La première alliance concerne la production: les États de l’empire d’hier qui sont également fortement exportateurs de matières premières stratégiques. Le but est d’agréger les exportations, de créer des commodity hubs. Cette perspective anticipe également les phases d’instabilité que connaîtront ces républiques lors des prochains renouvellements de gouvernants. La Russie encourage une stabilisation dès maintenant:  d’où le projet d’Eurasie douanière différente d’une Union Européenne orientale.


L’Europe est la seconde alliance, celle de la consommation. nous y trouverions une profondeur stratégique orientale tout en devenant l’horizon commercial naturel de la Russie. En effet, développer ses ressources stratégiques minières pour des exportations vers l’Europe transformerait la Russie en une terre d’immigration minière au même titre que l’ont été par exemple l’Australie ou l’Afrique du Sud. En Europe, travailler dans la Russie des matières premières pourrait devenir une idée aussi répandue qu’exploiter une mine en Amérique du sud ou au Canada. Regardons dans le passé, de la fin du XIXe siècle jusque dans les années 1920 le premier producteur de platine de l’Oural n’était-il pas une société parisienne : la Compagnie Industrielle du Platine.

Mais cette réponse de l’Europe à ses propres besoins nécessiterait que d’anciennes diplomaties et limites soient dépassées et que les cartes du « smart power européen » soient placées sur le dessus.

Il serait également réaliste de reconnaître qu’après le sabordage qui mit une fin au régime soviétisme -l’épilogue fut relativement paisible (sauf dans le sud) et rapide si l’on songe aux fureurs et aux longueurs de certaines dissolutions d’empires européens- la Russie est rentrée dans une lente évolution (trop lente pour certains) en direction des démocraties à l’européenne. Cet objectif connait une étape, sur le fond et sur la forme, à mi-chemin entre l’Europe et la Russie historique et inspirée non pas par son Orient mais par son Sud. Mais, cette étape, « oligarchie hellénique contemporaine », n’est pas la ligne d’arrivée. Une diplomatie de l’accès aux ressources contemple d’autres horizons plus lointains.

A l’heure de la fresque historique de la cérémonie d’ouverture des jeux de Sotchi, comment conclure un sujet sur la Russie sans aborder son mysticisme empreint de traditions et dont les rites orthodoxes ancestraux suscitent l’émotion du lien mystique slave qui relie l’être à sa terre. Cette terre natale, à qui le citoyen s’identifie jusqu’aux produits de son sous-sol, c’est la maison commune dont il est l’intendant et non pas le propriétaire.

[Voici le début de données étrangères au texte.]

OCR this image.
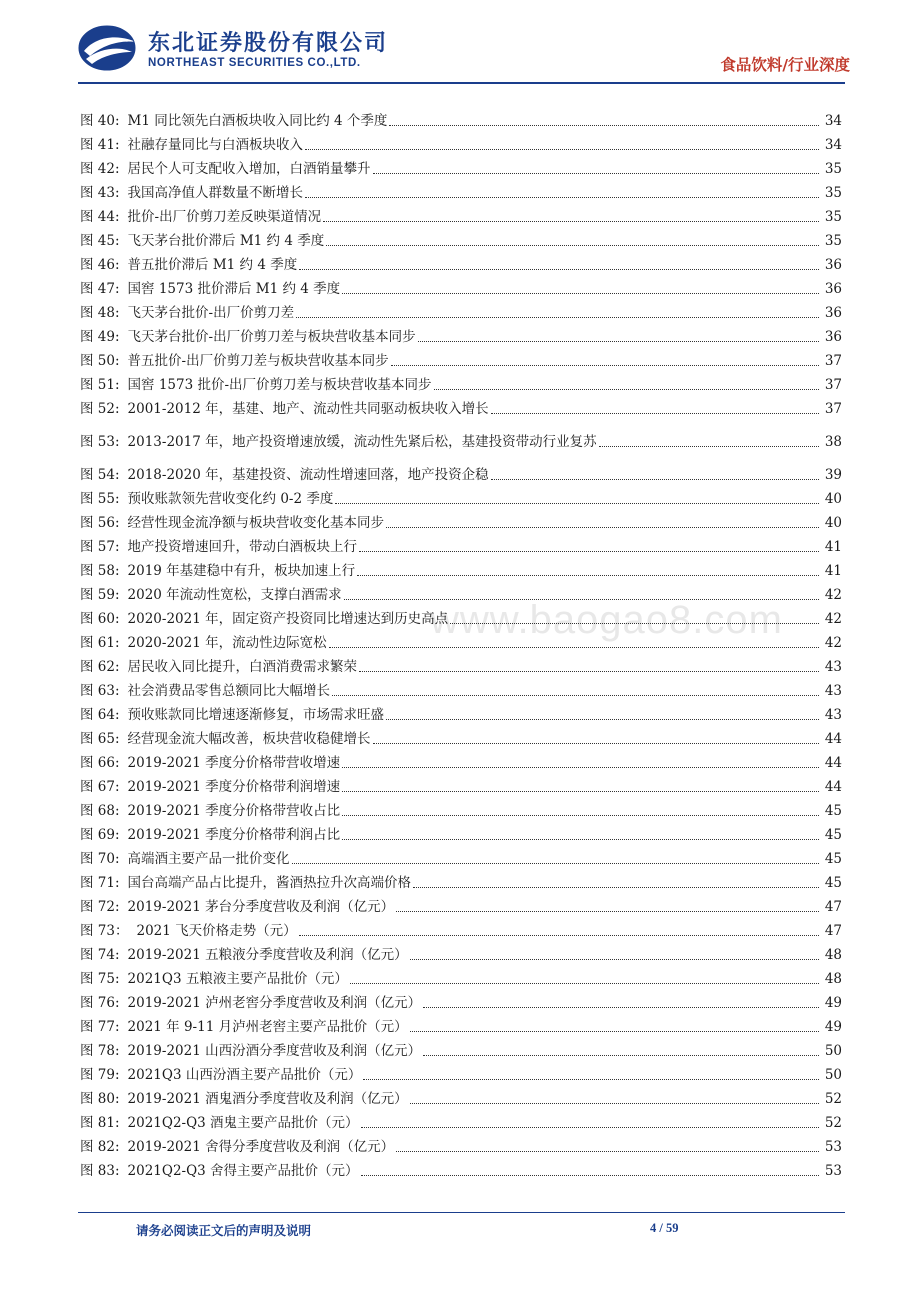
东北证券股份有限公司
NORTHEAST SECURITIES CO.,LTD.	食品饮料/行业深度
www.baogao8.com
图 40: M1 同比领先白酒板块收入同比约 4 个季度	34
图 41: 社融存量同比与白酒板块收入	34
图 42: 居民个人可支配收入增加，白酒销量攀升	35
图 43: 我国高净值人群数量不断增长	35
图 44: 批价-出厂价剪刀差反映渠道情况	35
图 45: 飞天茅台批价滞后 M1 约 4 季度	35
图 46: 普五批价滞后 M1 约 4 季度	36
图 47: 国窖 1573 批价滞后 M1 约 4 季度	36
图 48: 飞天茅台批价-出厂价剪刀差	36
图 49: 飞天茅台批价-出厂价剪刀差与板块营收基本同步	36
图 50: 普五批价-出厂价剪刀差与板块营收基本同步	37
图 51: 国窖 1573 批价-出厂价剪刀差与板块营收基本同步	37
图 52: 2001-2012 年，基建、地产、流动性共同驱动板块收入增长	37
图 53: 2013-2017 年，地产投资增速放缓，流动性先紧后松，基建投资带动行业复苏	38
图 54: 2018-2020 年，基建投资、流动性增速回落，地产投资企稳	39
图 55: 预收账款领先营收变化约 0-2 季度	40
图 56: 经营性现金流净额与板块营收变化基本同步	40
图 57: 地产投资增速回升，带动白酒板块上行	41
图 58: 2019 年基建稳中有升，板块加速上行	41
图 59: 2020 年流动性宽松，支撑白酒需求	42
图 60: 2020-2021 年，固定资产投资同比增速达到历史高点	42
图 61: 2020-2021 年，流动性边际宽松	42
图 62: 居民收入同比提升，白酒消费需求繁荣	43
图 63: 社会消费品零售总额同比大幅增长	43
图 64: 预收账款同比增速逐渐修复，市场需求旺盛	43
图 65: 经营现金流大幅改善，板块营收稳健增长	44
图 66: 2019-2021 季度分价格带营收增速	44
图 67: 2019-2021 季度分价格带利润增速	44
图 68: 2019-2021 季度分价格带营收占比	45
图 69: 2019-2021 季度分价格带利润占比	45
图 70: 高端酒主要产品一批价变化	45
图 71: 国台高端产品占比提升，酱酒热拉升次高端价格	45
图 72: 2019-2021 茅台分季度营收及利润（亿元）	47
图 73： 2021 飞天价格走势（元）	47
图 74: 2019-2021 五粮液分季度营收及利润（亿元）	48
图 75: 2021Q3 五粮液主要产品批价（元）	48
图 76: 2019-2021 泸州老窖分季度营收及利润（亿元）	49
图 77: 2021 年 9-11 月泸州老窖主要产品批价（元）	49
图 78: 2019-2021 山西汾酒分季度营收及利润（亿元）	50
图 79: 2021Q3 山西汾酒主要产品批价（元）	50
图 80: 2019-2021 酒鬼酒分季度营收及利润（亿元）	52
图 81: 2021Q2-Q3 酒鬼主要产品批价（元）	52
图 82: 2019-2021 舍得分季度营收及利润（亿元）	53
图 83: 2021Q2-Q3 舍得主要产品批价（元）	53
请务必阅读正文后的声明及说明	4 / 59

Le tout dans l’immense dimension de son espace ; prenez le temps d’une expédition vers l’est, vers Sakhaline :  le temps se dissout dans le voyage, il n’existe plus ; les paysages défilent, se ressemblent,  deviennent immobiles puis ne sont rompus que par l’apparition d’un fleuve.

Le tout est résumé par Mme de Sévigné : « l’étendue fait tout disparaître, excepté l’étendue même, qui poursuit l’imagination, comme de certaines idées métaphysiques dont la pensée ne peut plus se débarrasser, quand elle en est une fois saisie. »

Elle continue dans la même veine: « Ce qui caractérise ce peuple, c’est quelque chose de gigantesque en tout genre : les dimensions ordinaires ne lui sont applicables en rien. Ni la vraie grandeur ni la stabilité ne s’y rencontrent ; mais la hardiesse mais l’imagination des Russes ne connait pas de bornes, chez eux tout est colossal plutôt que proportionné, audacieux plutôt que réfléchi et si le but n’est pas atteint, c’est parce qu’il est dépassé »

Tout est dit, l’accès aux métaux critiques de la Russie se fera avec une terre et un peuple et non pas contre eux.